In the summer before high school, I won a speech competition. The host of the competition handed me my prize, my first ever iPod, and asked me why I thought I won. I felt I performed horrendously, so I wasn’t really sure why. But then she pulled me close and said, “It was passion. You pulled everyone in with your passion. Promise me you won’t lose that.”
I’ve never forgotten what that woman said, but “passion” itself is absurdly abstract. We’ve all heard it used in speeches plenty of times, and in high school, my idea of passion was something I thought I deserved a yearbook superlative for. But after spending over four years at Binghamton University, I realized that passion is a drive that forces you to push yourself, something that comes in different forms and can be found in unexpected places — even in the people around you.
Here at BU, there are people from all walks of life who dedicate themselves to something they truly care about — from photography to political engagement, traveling to collecting bottle caps. I’ve come to understand “passion” through these people, whose faces illuminate and smiles blossom at the thought of doing what they love. I see it in the students who dance in the reflections of the Grand Corridor windows; who study Shakespeare’s plays by day and perform them at night; who spend long hours in clinicals and enjoy every minute; who construct koi ponds and towering skeletons, cardboard Ping-Pong tables and strings of sakura for club events.
I watched these students pursue and persevere. Between piles of coursework and part-time jobs, internships and exams, when would anyone find the time to put on a cultural showcase for 400 people? Or make a haunted house? The people at this University whom I have had the pleasure of working with have proven to me that passion requires effort. It requires that you push yourself beyond what you perceive to be your limits in order to grow and understand that the extent of what you can accomplish may be defined by practical limitations, but the extent of what you gain from trying is infinite.
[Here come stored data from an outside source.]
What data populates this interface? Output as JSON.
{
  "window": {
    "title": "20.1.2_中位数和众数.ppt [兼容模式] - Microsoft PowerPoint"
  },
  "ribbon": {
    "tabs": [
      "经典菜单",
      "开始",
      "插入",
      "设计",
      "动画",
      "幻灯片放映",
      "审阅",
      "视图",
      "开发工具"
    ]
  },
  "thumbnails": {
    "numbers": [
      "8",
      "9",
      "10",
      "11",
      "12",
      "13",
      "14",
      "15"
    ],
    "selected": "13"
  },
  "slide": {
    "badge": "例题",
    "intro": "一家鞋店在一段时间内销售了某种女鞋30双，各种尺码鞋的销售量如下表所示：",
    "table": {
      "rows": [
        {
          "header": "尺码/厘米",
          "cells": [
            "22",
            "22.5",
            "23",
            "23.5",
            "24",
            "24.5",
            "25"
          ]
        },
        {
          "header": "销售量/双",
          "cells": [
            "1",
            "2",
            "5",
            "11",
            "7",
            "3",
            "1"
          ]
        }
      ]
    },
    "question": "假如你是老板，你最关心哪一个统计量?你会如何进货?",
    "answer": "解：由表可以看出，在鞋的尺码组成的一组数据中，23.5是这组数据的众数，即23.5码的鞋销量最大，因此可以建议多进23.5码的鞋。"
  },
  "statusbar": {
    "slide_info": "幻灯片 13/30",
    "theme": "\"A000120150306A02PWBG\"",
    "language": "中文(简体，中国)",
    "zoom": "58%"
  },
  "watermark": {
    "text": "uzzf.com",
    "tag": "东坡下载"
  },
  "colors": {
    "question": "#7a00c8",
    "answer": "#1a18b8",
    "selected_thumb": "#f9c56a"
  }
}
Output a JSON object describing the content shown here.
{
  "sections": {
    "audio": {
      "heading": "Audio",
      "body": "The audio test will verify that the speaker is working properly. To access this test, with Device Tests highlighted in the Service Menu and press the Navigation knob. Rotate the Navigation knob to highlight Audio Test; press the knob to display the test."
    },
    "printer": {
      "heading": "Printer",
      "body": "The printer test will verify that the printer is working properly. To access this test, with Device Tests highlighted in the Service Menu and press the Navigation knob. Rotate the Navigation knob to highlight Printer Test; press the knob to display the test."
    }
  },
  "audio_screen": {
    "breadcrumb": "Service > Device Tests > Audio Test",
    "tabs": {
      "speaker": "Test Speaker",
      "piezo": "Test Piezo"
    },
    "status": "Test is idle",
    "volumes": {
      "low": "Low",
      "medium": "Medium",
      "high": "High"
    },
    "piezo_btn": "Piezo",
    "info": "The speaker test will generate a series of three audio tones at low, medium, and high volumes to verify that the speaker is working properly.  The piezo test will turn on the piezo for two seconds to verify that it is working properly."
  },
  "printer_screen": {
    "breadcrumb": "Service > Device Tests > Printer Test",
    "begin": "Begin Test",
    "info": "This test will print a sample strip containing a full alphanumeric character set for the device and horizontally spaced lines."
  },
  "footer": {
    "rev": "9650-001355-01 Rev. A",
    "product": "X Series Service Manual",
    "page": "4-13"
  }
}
I saw passion everywhere I went, in everyone I met, and it is one of the most awe-inspiring sights I’ve seen at BU.
When you have your passion and you follow it however you can, the rest will follow. The friends who nurture you, who you were meant to meet, will find you and you will find them. BU has given me the opportunity to meet those people and to be inspired by them every day so that I, too, can explore the things I love and strive to be a better version of myself — and that, I have to say, is generous.
Thank you to my closest friends, my family, for keeping me alive and afloat. I love you all with every fiber of my being.
Thank you to the faculty who have taught and supported me, and thank you to the organizations I had the sincerest honor of being a part of: the Japanese Association (BUJA), Asian Student Union and Pipe Dream. Thank you for welcoming me to a space of warmth, laughter and light.
To all whom I leave behind, you who are reading this article, I hope you recognize the spark in yourselves, too. I hope you use your time in this University to cultivate your passions or discover them if you feel you haven’t yet. Find it, and protect it with your lives. It doesn’t have to be related to a career path, and it doesn’t have to be grand. Just do something that you truly love. I can’t guarantee that it’ll win you an iPod, but for what it’s worth, your passion is worth more than that anyway.
Priyanka Das is a senior double-majoring in English and Japanese studies. She is a copy editor.